In Canada to date, the largest transaction of this type was concluded in 2015. The Sun Life Financial and a syndicate of reinsurers formed of RGA Canada and SCOR Global Life had decided to ensure the longevity risk incurred by Bell Canada.

Transferring the commuted value to another plan

Transfer to a jointly sponsored pension plan

In this case, a large pension plan aspires to more small plans. This is what happened in the framework of the agreement, in Ontario, between Postmedia and the Regime of the CAAT. The latter has absorbed the six pension plans the group’s defined benefit press.

Transfer to a pension plan by funding salary (RRFS)

Here, the employer transfers the management of the pension plan of the employees to get together in a group. In a framework for a union, the union could be responsible for this management. In Quebec, a RRFS community groups and women has been created in 2008, with the support of the service aux collectivités ofUQAM.

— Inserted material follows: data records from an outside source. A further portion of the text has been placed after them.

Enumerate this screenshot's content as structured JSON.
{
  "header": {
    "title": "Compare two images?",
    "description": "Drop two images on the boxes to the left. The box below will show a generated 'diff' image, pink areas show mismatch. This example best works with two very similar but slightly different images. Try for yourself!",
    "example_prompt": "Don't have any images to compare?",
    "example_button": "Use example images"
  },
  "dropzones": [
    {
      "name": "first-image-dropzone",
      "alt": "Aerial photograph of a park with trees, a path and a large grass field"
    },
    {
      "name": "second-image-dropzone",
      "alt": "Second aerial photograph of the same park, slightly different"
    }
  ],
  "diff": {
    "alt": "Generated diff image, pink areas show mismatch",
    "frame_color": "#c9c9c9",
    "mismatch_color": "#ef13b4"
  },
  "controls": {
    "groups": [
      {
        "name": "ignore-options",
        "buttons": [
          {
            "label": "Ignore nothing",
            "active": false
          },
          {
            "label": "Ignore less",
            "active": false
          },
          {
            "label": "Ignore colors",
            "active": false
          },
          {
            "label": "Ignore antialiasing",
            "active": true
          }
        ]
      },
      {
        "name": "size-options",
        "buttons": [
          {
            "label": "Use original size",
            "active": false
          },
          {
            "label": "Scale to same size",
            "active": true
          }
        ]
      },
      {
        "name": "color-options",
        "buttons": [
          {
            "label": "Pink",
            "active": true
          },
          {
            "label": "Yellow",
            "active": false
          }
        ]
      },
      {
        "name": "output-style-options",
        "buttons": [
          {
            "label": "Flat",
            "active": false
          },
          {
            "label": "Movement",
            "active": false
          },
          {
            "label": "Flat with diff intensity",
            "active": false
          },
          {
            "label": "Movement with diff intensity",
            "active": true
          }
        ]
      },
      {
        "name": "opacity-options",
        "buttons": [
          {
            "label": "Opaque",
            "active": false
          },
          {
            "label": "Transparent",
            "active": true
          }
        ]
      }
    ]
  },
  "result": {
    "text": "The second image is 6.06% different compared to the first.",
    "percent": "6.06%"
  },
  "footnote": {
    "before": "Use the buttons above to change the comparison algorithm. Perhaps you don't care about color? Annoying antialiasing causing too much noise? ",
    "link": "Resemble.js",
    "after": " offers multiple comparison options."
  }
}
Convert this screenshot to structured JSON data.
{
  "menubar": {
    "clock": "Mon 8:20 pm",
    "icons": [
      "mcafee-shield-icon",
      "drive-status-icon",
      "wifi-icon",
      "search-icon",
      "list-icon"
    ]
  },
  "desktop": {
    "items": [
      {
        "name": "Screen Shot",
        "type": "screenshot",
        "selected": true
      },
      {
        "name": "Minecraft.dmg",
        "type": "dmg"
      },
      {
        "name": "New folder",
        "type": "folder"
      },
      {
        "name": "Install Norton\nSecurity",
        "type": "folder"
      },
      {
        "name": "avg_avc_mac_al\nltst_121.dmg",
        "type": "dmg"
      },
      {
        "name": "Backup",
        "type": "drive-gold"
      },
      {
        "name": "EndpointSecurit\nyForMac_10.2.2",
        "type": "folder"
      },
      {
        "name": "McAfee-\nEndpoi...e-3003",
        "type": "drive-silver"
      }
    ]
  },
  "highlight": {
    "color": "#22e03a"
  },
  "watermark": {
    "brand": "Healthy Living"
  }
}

Transfer to a pension plan target benefit (CHRS)

It is a combination between the defined benefit plan and the defined contribution plan. Employer and employee contributions, or how to calculate them, are determined in advance. However, the amount of the pension may be adjusted according to the financial capacity of the plan. For the moment, in Quebec, this type of plan is only allowed for certain companies in the pulp and papers such as Resolute forest Products.

The purchase of annuities synthetic

In December 2018, Microsoft and BlackRock have teamed up to develop a concept, still in its infancy. The two american multinationals, specialized in computer science and the other in asset management, are scrambling to create a digital platform that will help Americans to save and invest for their retirement.

This platform, which could be launched in 2019, will be offered by the employers. Its aim will be to offer employees the opportunity to purchase products to guaranteed income through their retirement plan. In the clear, rather than buying an annuity classic, the employees buy an annuity-synthetic “. That is to say that they will buy financial products that offer a guaranteed income in retirement, thereby simulating the behavior of a normal pension. Term, Microsoft and BlackRock hope to extend this technology to other countries.

This type of tool facilitating the investment of the employees could greatly reduce the financial risks facing the employer in a defined contribution plan.